Taxi drivers in India are interesting. None of the taxis so far have meters, so the payment can be a negotiation. Sometimes they tell you it is 100 rupees. Sometimes it is 200 rupees (the return trip to the hotel is always more expensive!). But then you get some drivers who say “Pay me whatever you want. I will not ask you for money.” And finally there are the rickshaw drivers who spend more time transporting you and actually pedal a bike to do it for “free”, hoping for a good tip. They take the negotiation out of it completely!
Anyway, it made me think a bit about the tactic to get paid. I bet that the drivers who let you pay what you want make on average more money. I think that there was a study on this in Freakonomics that showed that tends to be the case. Well good for them, it worked on me!

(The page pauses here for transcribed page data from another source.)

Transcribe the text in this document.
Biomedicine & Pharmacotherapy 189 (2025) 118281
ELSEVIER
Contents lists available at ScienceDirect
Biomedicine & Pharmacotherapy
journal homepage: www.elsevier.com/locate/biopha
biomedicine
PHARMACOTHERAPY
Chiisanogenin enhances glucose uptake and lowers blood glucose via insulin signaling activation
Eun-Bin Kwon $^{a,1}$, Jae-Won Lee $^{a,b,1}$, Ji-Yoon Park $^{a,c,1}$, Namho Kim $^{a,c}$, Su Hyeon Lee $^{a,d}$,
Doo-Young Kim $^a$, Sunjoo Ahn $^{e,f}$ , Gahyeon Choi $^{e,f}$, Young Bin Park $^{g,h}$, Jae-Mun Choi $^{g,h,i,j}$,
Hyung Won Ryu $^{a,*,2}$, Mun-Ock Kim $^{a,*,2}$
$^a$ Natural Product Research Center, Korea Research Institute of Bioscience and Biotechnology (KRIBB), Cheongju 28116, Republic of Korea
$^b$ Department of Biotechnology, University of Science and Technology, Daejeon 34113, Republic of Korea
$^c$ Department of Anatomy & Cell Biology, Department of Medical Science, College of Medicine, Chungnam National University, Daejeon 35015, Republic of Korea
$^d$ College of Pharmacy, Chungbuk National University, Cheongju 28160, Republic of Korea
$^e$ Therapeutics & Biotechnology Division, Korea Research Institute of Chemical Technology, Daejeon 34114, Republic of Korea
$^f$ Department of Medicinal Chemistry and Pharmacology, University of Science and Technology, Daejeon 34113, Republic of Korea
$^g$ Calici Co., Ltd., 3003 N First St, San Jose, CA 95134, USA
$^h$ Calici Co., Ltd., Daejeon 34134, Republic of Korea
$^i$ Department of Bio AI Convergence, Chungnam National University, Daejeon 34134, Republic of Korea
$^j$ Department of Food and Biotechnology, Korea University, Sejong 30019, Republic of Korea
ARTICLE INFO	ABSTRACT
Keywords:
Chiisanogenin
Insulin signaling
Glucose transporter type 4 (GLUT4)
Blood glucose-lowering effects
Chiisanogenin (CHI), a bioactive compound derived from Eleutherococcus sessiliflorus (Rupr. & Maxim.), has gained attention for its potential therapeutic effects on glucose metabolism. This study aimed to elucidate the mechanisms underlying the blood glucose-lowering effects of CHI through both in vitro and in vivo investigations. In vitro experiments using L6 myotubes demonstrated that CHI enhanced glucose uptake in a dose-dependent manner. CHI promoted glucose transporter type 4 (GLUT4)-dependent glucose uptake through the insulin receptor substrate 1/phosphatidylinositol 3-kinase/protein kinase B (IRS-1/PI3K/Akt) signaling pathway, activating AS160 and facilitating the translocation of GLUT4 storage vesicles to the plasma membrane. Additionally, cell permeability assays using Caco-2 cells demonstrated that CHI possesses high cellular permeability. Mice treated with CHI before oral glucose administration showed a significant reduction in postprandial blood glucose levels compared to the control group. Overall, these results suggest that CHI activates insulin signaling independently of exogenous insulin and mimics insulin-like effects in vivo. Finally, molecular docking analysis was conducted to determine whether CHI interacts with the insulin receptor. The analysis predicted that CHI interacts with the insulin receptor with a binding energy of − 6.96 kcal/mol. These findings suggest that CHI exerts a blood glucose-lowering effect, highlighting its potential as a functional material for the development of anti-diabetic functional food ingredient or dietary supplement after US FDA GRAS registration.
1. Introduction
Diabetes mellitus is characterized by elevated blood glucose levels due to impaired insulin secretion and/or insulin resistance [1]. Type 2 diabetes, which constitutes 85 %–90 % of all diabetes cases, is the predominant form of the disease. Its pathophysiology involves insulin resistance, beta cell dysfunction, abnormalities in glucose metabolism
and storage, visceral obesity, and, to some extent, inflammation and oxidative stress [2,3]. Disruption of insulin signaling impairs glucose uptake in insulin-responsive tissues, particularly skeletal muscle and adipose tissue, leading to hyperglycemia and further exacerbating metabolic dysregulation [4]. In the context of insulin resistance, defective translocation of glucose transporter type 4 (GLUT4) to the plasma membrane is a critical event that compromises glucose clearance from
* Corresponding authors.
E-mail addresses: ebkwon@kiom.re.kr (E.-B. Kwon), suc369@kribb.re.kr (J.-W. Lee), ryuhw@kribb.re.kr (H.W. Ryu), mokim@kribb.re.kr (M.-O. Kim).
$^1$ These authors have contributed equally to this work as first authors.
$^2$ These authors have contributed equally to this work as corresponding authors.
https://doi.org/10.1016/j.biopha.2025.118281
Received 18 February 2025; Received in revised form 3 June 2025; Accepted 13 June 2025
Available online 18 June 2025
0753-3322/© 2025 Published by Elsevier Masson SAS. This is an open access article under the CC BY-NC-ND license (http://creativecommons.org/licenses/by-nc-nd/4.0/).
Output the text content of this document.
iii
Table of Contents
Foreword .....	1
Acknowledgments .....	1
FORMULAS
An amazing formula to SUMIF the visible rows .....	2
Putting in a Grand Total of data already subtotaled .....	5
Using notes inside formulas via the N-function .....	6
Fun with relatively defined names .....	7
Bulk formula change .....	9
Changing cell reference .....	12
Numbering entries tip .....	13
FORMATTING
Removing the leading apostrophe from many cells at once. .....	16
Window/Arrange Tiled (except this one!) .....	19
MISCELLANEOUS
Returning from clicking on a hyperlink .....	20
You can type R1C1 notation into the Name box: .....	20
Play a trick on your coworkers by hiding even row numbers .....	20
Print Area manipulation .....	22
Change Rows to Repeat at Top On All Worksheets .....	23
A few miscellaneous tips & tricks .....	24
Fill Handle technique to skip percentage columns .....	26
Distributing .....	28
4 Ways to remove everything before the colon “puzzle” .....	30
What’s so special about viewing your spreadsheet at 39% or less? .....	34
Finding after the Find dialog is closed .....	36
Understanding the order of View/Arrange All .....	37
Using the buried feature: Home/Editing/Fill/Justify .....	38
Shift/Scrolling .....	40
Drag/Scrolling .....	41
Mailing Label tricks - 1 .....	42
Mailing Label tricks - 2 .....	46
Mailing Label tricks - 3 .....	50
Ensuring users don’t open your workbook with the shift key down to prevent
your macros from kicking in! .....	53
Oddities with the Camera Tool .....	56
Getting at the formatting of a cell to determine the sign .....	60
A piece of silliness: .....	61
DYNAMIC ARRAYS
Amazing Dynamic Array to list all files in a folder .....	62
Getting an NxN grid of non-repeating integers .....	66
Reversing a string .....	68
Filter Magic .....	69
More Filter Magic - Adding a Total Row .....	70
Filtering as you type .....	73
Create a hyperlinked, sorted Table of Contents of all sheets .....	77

So let’s apply this to requirements. Let’s say the business writes and prioritizes their requirements. Typically the development team has to then provide an estimate on the requirements or estimate which requirements they can build in the allocated time. Either way, it often becomes a bit of a contentious negotiation. Developers feel pressure to say they can build a lot of requirements in the time-box (and then are pressured to actually do so). Or they are pressured to say they can put an estimate on all of these requirements when they really have no idea how long it will take to do them all. So in the end, this motivates some bad behaviors – for example – they inevitably alter the estimates so they don’t get in trouble for not delivering it all.
So what if instead of this, the business simply says “build what you think is reasonable, just work in order of our priorities”. The business would be motivated to maintain a positive relationship with development – the power of “liking someone” can help you get more out of them! The developers are not pressured to lie, for back of a better word. Frankly, most people have good intentions and want to do good work, so they will work hard and deliver what they can. There would be a nice lever here if the business could actually choose their developers of course – that way if developers gold-plate or are not well intentioned, then they can choose not to use them.